I have been, or can be if you click on a link and
make a purchase, compensated via a cash payment, gift, or something else of
value for writing this post. Regardless, I only recommend products or services
I use personally and believe will be good for my readers. Please read my
full Disclosure for more
The Art of Toy Rotation
How can toy rotation solve all those problems mentioned above? What even is toy rotation? It might seem overwhelming or unnecessary to add to the “mom’s to-do list” but I promise it’s worth it. Have you ever been away from home and when you come back all your child toys seem new and fun? They hold their attention longer than normal. This is where the idea of toy rotation really started to make sense to me.
Toy rotation is basically- organizing the toys and storing away half of them. Then after some time has passed the toys that are out are switched with the toys you have stored away. Ever hear the phrase “absence makes the heart grow fonder.” Benefits of toy rotation include fewer chances of boredom, new experiences to enhance intellect, and less toy clutter in your home.
Organize and Inventory
Organize all the toys and take notice of everything you have. When choosing which ones to keep out and which ones to store. I try to pick some that focus on different types of play or different skills. There are a lot of great ideas for toys based on age and education skills in this post on Pre-School Education Based Skills.
Always have something for each area of Learning Development.
Pre-Reading- Books and Dress Up.
Pre-Writing- Toys that promote fine motor.
Pre-Math- Toys that promote shape, sorting, patterns, and numbers.
You don’t just want to have all the puzzles out and nothing else! That would get boring. Your kiddo will not get the chance to play and learn in other ways. Even if your kid loves puzzles and they are a favorite- always supply a variety.
Storage for the Play Area
When storing toys for play its best to use clear totes, baskets, and boxes. Think about organizational ideas that are easy to use so the kids can get the toys out and put them away with ease. Having the toys in easy view will help them know what is available and can foster that intentional play. Below are some play area storage solutions for you.
Storage for the Away Area
When storing toys for the rotation, or the “out of sight out of mind” toys, your best bet will be totes or boxes that are not clear and see-through. Find a corner, closet, garage, or basement area to save these boxes of toys for another time. When filling these boxes I encourage you to be intentional about what you put inside. It might be tempting to put all the puzzles in one, all the dress up in another, etc. For ease of this toy, the rotation process is sure to put someone each. Then you can just grab the box and switch them with the toys already out. You don’t have to make decisions about which ones to choose.
Modeling and Attention Cup Filling
It is very important to spend some time modeling how to play with intention and fill those attention cups! You will want to play with your kids and model how to get the toys out and how to put them away. These all lead to more independent play. Eventually, you can even add some Busy Boxes to your play rotation.
When to Rotate
Depending on your mom motivation and your Childs attention span- the idea amount of time before rotating to a new set of toys is about 2 weeks. Just enough time for that “absence makes the heart grow fonder” concept.

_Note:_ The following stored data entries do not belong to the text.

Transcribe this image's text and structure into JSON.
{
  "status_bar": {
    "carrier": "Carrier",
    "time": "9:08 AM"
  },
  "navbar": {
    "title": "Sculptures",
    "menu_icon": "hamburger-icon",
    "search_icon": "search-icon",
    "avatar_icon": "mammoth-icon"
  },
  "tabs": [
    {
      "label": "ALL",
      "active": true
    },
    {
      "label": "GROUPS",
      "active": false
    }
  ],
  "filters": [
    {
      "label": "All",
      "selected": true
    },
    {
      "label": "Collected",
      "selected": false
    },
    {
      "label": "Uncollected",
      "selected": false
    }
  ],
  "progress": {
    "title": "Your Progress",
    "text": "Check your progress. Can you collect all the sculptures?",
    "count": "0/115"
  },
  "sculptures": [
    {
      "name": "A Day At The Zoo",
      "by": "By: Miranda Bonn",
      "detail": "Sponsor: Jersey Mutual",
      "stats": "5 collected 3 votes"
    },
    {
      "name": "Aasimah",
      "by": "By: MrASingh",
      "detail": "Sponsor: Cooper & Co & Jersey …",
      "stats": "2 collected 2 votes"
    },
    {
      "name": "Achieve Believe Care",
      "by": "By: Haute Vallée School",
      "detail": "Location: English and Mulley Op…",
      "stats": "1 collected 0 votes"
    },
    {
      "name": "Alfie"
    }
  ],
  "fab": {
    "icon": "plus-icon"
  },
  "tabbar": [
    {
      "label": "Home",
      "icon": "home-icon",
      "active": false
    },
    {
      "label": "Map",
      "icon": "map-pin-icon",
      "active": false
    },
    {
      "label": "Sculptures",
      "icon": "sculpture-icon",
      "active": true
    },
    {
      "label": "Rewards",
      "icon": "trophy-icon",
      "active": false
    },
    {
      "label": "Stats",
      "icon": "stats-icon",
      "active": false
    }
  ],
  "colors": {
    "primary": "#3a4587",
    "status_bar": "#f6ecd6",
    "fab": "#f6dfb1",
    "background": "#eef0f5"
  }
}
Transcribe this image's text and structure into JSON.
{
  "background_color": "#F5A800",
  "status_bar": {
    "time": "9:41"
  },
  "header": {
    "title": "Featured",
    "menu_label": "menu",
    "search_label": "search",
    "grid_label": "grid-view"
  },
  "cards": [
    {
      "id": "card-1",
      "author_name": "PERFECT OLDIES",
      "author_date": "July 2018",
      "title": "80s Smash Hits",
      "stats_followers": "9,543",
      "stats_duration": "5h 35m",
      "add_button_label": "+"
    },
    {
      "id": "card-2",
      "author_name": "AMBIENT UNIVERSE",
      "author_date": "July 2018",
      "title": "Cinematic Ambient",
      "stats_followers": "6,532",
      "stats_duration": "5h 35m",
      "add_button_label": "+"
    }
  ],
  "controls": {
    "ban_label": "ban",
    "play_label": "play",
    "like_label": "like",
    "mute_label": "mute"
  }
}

What age kid does this work best for?
Usually, kids ages 2-5 are the ones who will benefit most from this toy rotation concept. I still use it for my 5 and 8-year-old as well but it is more about saving special toys or crafts for special times. I save away some fun toys for when I need to entice them away from screentime, if it’s a rainy day, or if we are celebrating a holiday or family tradition.
How to Rotate and Organize Toys to Promote Intentional Play is an intro to rotating toys and creating an intentional learning space for your toddler, preschooler, or even Kindergartener. This is another simple way to promote learning through play and help you keep your mom sanity!